# Pier 1 Imports Halloween 2012



## lisa48317 (Jul 23, 2010)

Hmmm - must go check it out!!!


----------



## Ghost of Spookie (Sep 28, 2008)

Thanks for the heads up. I checked their website, doing a search for Halloween, and quite a lot came up. Some really cute, nice stuff this year. I will definitely be picking up the pumpkin soap dispenser (like it better than the ghost) this year for my bathrooms. I thought their kitchen apron was very nice. 

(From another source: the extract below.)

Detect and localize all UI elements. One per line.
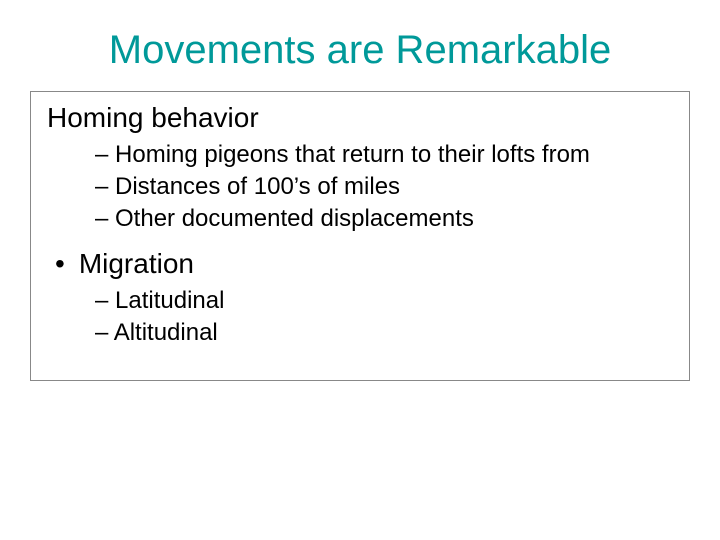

_Also simply love their pre-lit halloween arch--very Tim Burton style! Pricey though, but ultra cool!! Man I would love to have this arch and gate set. I simply loved Nightmare Before and this set is just so reminiscent of Burton's style. Would be perfect for haunters who already have props a la Nightmare._

We will be near one of their stores running errands tomorrow and I'm hoping we'll have time to drop in and see what's stocked.


----------



## rexygirl (Nov 2, 2009)

Omg I love that arch!! I would love if it was a little cheaper


----------



## Kitty (Sep 10, 2011)

Pier 1 has a trelis arch gate with orange lights. Check out the black cat & other outdoor decorations. 
They also have indoor tree, ornaments, garlands, paper lanterns decorations, pumphin bowl with ladle.
I have to wait for coupons!


----------



## MissKitty (Jun 30, 2012)

I dh could make that arch. Find you a fab shop and ask for a quote.


----------



## Spookybella977 (Jun 26, 2012)




----------



## beautifulnightmare (Oct 31, 2010)

Makes me wanna start a Halloween tree! Eek maybe next year, or later. My monsters are too young.


----------